UK Race Track Bookies Conspire to Rip Off Bettors, Says Whistle Blower

Posted on: February 19, 2018, 12:00h. 

Last updated on: February 19, 2018, 01:29h.

On-track bookies in the UK regularly collude to increase the vigorish at events they expect to be largely attended by inexperienced gamblers. That’s according to one on-track bookmaker, who admits he has taken part in such activity in the past but now “deplores” the practise.

Andy Smith of Festival Racing blows whistle on on-track bookies
Andy Smith of Festival Racing claims that collusion among on-track bookmakers is becoming more common. Bookies will regularly offer poor prices on events where they expect a large number of clueless bettors to gather. (Image: Edward Whitaker/Racing Post)

Andy Smith, who takes bets as ‘Festival Racing,’ told The Guardian newspaper that bookmakers often agree before the racing begins to price up their books in a way that will leave more naive customers short-changed.

His comments came in the wake of a report by the Horseracing Bettors Forum that found particularly bad odds had been offered at the Welsh racetrack Ffos Las at an event marketed as “Ladies Day.”

Cooking the Books

While it’s generally accepted by bettors that all bookmakers give themselves a mathematical edge when they price up their books, some edges are greater than others.

In fixed-odds bookmaking, the sum of the probabilities quoted for any given race will always exceed 100 percent. Everything over the 100 percent mark equates to the bookmaker’s theoretical profit.

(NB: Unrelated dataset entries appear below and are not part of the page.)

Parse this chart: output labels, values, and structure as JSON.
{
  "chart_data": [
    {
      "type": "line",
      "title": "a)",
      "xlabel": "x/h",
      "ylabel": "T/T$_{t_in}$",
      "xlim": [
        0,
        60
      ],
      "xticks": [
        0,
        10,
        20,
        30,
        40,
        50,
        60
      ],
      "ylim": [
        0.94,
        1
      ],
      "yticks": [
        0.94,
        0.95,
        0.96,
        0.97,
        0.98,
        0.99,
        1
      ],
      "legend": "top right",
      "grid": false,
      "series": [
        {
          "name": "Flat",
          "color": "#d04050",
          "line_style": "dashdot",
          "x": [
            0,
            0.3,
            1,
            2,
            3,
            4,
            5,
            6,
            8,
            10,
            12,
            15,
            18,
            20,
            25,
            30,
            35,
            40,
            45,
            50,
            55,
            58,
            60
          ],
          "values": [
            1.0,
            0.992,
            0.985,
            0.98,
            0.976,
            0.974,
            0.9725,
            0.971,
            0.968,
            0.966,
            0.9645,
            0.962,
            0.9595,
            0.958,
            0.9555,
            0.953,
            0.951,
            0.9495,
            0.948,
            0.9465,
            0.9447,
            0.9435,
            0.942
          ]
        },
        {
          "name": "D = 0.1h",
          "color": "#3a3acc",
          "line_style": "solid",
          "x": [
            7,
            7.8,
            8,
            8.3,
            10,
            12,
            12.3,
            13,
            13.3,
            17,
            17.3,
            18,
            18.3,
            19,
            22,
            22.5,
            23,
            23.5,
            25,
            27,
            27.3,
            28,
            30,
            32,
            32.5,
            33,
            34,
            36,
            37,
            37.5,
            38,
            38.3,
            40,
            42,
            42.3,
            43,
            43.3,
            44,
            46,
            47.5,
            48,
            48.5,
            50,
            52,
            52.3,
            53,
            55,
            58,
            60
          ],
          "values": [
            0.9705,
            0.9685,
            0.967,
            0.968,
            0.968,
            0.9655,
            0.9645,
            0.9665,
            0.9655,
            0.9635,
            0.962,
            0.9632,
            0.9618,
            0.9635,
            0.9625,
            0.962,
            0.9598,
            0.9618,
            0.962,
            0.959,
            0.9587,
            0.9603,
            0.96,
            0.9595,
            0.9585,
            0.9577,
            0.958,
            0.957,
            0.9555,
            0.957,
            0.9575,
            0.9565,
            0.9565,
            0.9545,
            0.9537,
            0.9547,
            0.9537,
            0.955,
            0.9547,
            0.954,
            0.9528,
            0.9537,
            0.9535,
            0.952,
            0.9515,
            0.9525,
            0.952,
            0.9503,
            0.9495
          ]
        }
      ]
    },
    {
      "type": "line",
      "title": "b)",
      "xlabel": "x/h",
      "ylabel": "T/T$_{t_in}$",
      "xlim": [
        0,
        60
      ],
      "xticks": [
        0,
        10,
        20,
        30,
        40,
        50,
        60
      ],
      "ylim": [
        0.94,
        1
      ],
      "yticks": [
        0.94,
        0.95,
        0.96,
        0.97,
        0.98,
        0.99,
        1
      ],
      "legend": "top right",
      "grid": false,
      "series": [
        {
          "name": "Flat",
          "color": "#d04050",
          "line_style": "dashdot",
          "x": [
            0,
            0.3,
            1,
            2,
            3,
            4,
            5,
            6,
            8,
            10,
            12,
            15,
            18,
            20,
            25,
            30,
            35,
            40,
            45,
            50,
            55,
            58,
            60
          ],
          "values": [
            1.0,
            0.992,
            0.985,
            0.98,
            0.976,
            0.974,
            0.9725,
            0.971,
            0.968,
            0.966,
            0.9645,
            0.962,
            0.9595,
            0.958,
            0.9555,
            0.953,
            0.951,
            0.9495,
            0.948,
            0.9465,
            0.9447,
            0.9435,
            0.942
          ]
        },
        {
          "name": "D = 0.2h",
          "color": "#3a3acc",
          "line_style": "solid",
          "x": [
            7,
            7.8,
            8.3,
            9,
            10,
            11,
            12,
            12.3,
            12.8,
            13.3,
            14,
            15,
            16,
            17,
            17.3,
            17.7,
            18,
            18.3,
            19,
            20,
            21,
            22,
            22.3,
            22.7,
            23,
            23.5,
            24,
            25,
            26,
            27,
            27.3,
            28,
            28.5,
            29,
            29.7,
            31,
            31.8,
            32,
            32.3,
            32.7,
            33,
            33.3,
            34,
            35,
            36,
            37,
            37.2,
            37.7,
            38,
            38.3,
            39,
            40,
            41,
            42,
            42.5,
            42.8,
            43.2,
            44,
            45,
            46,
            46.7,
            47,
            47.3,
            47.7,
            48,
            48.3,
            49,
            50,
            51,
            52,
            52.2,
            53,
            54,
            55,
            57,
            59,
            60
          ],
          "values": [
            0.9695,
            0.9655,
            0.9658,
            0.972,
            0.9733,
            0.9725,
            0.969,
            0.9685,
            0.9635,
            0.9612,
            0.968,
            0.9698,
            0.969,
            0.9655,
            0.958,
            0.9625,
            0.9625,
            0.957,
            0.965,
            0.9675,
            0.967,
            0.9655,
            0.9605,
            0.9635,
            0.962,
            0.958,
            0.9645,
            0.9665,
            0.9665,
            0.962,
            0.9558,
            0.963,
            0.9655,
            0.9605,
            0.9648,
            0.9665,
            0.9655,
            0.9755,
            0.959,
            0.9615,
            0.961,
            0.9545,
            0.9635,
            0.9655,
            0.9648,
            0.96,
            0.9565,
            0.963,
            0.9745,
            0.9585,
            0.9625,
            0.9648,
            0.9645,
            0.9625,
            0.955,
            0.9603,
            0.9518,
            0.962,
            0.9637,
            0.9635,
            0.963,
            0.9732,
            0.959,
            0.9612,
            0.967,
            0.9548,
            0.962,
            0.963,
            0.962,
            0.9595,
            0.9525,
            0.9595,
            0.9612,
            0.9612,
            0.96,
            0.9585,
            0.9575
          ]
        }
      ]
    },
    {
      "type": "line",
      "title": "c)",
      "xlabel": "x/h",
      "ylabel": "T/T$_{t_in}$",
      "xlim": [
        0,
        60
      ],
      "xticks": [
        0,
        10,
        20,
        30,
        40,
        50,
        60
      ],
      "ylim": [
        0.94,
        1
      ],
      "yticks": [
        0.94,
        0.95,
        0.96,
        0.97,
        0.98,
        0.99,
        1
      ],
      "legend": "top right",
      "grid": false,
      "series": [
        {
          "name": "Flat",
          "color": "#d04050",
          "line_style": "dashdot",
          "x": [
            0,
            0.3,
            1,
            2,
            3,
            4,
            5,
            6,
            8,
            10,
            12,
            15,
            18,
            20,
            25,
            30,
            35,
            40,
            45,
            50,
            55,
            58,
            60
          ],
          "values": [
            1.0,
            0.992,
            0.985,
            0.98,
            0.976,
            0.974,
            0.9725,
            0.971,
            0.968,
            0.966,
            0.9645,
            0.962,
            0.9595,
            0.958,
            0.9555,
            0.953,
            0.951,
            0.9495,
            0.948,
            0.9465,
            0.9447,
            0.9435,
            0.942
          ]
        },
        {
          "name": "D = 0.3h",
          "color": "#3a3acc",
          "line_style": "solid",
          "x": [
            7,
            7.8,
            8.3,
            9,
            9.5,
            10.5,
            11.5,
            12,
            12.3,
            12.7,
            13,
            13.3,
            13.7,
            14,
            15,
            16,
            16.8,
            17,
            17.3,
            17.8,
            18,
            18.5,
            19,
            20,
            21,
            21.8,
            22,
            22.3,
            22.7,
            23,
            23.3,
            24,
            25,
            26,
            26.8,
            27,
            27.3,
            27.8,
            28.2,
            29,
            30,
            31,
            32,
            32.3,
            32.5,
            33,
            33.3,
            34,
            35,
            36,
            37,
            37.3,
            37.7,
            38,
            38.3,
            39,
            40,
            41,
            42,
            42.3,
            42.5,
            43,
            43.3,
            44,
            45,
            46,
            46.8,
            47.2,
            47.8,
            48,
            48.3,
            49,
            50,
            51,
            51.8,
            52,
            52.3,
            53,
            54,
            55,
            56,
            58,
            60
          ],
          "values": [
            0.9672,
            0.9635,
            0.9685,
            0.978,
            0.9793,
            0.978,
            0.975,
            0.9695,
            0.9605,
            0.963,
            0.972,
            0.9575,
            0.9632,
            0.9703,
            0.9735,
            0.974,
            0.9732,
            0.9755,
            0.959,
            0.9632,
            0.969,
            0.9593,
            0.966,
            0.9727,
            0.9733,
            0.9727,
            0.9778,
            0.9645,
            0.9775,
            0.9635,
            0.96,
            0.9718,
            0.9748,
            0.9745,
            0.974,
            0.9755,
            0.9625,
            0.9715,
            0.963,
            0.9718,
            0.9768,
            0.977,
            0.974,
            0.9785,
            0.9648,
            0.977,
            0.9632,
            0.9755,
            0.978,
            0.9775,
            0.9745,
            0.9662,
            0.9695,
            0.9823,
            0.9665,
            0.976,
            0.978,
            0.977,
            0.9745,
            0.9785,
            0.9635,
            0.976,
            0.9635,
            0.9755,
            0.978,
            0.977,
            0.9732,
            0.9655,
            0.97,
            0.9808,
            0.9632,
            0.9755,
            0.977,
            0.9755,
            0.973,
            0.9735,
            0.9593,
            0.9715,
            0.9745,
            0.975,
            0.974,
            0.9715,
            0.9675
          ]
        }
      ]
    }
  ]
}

Normally, they can’t get too greedy because experienced gamblers will do the math, realize they’re getting a raw deal and move on. In a competitive betting market, the margin should be under 2 percent for each runner, but it appears the bookies at Ffos Las felt that the Ladies Day attendees might be not be so perceptive.

Practise Widespread

“Because there’s not many bookies,” Smith said, “it was easy to arrange, let’s think of a word for it … a cartel. A bookie would come and ask you, one of the other bookies. They might say, we’ll do 3 percent the first couple of races, then we’re betting 4 percent.

You might not believe this, but this is not a thing that happens only at Ffos Las. It’s happening more and more.”

Smith says that collusion is more likely to be found in “satellite” betting spots, away from the main betting area.

Mark Kershaw, director at Ffos Las, told The Guardian he was “disappointed” in the bookmakers at his racetrack.

“We try hard to get the racegoers there and it needs everybody at the racecourse to pull together to make sure they want to come back again and have a good experience,” he said.

“I think it was a day when there was a holiday crowd and they thought: ‘We can take advantage,’ but that’s completely wrong. What we want is that holiday crowd to want to come back again. It shouldn’t be an opportunity to short-change them.”